Suffice to say that my indignant reply lost much of its force when it came out as a strangled squawk.

There followed three days of strolling through parks and along canals hand in hand, pausing at regular intervals for a restorative hot chocolate with whipped cream, and using my convalescence as an excuse to retire early and rise late. (Do hotels make everyone feel, um, frisky, or is it just me?) The weather was perfect: mild temperatures, blue skies, low winter sun striking huge windows and bathing them in warm, golden light. We meandered in ever decreasing circles – no matter which direction we took, we seemed to end up at the same point (Hotel de l’Europe) time and time again – admiring the architecture and peering inside the houses (the Dutch don’t seem to favour net curtains). We wandered through the red light district – disappointing, I got far better underwear inspiration from watching Billie Piper play Belle de Jour – and stopped in coffee shops, bars and cafés to rest our feet.

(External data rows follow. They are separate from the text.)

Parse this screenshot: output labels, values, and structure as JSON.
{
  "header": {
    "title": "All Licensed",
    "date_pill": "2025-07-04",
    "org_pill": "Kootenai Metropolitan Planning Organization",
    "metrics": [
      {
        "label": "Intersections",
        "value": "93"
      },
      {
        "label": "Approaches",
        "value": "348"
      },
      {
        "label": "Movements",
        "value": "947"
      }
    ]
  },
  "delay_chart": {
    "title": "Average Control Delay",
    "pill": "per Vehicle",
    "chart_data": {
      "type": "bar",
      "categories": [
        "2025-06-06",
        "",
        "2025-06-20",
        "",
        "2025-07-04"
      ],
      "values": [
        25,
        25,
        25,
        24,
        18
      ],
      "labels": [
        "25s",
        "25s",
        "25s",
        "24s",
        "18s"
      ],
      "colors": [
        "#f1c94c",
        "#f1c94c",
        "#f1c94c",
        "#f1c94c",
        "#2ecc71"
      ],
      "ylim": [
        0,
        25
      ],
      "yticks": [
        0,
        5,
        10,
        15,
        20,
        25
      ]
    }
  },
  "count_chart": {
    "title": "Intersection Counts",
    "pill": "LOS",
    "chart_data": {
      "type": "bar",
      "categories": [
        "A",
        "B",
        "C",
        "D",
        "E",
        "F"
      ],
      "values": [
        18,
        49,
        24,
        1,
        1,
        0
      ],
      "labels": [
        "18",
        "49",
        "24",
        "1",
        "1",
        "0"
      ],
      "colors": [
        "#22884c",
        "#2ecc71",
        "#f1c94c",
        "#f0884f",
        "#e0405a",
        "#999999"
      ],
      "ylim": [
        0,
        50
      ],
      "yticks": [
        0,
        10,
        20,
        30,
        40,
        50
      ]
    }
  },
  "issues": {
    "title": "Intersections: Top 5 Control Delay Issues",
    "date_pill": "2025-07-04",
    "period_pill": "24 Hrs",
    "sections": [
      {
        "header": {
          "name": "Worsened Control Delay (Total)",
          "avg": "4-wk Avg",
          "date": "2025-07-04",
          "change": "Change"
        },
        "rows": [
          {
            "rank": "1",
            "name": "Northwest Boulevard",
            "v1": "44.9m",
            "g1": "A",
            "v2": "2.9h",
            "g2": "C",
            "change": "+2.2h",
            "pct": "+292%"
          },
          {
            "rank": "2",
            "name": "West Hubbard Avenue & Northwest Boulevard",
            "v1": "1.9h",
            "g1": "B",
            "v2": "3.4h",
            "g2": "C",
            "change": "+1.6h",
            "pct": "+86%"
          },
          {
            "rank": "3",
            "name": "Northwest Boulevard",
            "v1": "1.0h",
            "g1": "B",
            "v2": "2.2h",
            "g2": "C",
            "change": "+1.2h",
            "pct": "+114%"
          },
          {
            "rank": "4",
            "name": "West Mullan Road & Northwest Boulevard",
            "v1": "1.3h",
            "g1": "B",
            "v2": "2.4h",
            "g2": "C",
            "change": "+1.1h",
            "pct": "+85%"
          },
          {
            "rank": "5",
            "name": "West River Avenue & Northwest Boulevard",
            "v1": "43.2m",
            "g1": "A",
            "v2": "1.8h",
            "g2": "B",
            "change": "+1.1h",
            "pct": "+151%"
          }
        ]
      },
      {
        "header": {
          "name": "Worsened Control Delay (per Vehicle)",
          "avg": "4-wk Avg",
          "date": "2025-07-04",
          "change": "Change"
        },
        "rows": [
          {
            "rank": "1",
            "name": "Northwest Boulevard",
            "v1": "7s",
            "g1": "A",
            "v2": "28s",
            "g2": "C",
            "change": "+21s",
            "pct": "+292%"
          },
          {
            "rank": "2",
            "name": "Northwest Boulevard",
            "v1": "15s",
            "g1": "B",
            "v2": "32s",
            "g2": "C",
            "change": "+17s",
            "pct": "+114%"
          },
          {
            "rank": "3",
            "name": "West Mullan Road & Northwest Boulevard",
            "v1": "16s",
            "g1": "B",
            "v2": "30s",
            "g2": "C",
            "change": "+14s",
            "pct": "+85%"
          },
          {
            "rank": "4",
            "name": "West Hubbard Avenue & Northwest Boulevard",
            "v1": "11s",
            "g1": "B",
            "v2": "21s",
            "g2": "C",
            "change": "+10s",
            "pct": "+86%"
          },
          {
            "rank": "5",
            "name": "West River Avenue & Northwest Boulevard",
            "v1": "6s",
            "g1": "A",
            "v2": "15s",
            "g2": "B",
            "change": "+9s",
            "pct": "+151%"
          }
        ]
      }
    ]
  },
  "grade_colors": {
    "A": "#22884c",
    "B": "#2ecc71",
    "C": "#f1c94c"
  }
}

And all the while I pondered when would be the right time to ask the Boy a question. Something that had been simmering at the back of my mind for a while. I almost blurted it out when we were sitting on a bench by a particularly picturesque stretch of canal. A little later, warm and fuzzy from a 9.5% proof Trappist beer, I had to rein myself in again. The timing never seemed quite right, and my voice simply couldn’t be trusted.

We boarded the Thalys on Sunday afternoon and as I settled into my seat and accepted my first cup of coffee from the trilingual waitress I couldn’t help feeling a pang of disappointment.

Qu’est-ce qu’il y a?‘ asked the Boy. I hesitated for a moment, took a deep breath. And decided to hold my peace a little longer.